Al tempo stesso, rendendo la cannabis legale, si trasmette un messaggio pericoloso alle giovani generazioni che possono fare uso di droghe leggere in modo lecito favorendo il rischio di una pericolosa cultura dello sballo. Legalizzare la sostanza stupefacente significa infatti non solo consentirne l'uso ma anche legittimarla agli occhi dei giovanissimi. Si dirà, lo stesso avviene con l'alcol il cui abuso genera assuefazione e obnubilamento ma la differenza è sostanziale: un bicchiere di vino non altera lo stato psicofisico di una persona, cosa che non accade con la droga anche se assunta con dosi modiche.

Allo stesso modo, la richiesta di cancellare la sanzione del ritiro della patente, non è accettabile anche alla luce dei tanti incidenti (spesso mortali) provocati da persone che guidano dopo aver assunto sostanze stupefacenti. Sebbene tale misura sia richiesta non nei confronti di coloro che sono al volante in stato psicofisico alterato a causa della droga ma di chi «per farne uso personale, illecitamente importa, esporta, acquista, riceve a qualsiasi titolo o comunque detiene sostanze stupefacenti», si tratterebbe di eliminare un'importante funzione deterrente. È vero che rimarrebbero in essere le sanzioni derivanti dalla guida in stato di alterazione psico-fisica per uso di sostanze stupefacenti ma è necessario prevenire il rischio di tali incidenti stradali con tutti gli strumenti normativi disponibili e non cancellare quelli già in vigore.

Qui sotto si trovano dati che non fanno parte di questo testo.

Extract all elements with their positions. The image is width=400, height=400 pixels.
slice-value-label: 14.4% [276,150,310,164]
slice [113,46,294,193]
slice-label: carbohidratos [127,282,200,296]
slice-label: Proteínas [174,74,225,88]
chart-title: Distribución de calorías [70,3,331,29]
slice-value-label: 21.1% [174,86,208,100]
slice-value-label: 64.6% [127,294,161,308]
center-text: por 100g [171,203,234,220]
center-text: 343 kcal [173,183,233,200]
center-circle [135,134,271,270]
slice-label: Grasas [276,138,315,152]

Infine, chi sostiene che legalizzando la cannabis lo Stato potrebbe trarne un ritorno economico, dimentica che non si può utilizzare l'economia

come unico criterio e parametro dell'attività statale e delle nostre vite ma esiste anche l'etica che ci impone di contrastare sempre e comunque la droga per il nostro bene e soprattutto per quello delle future generazioni.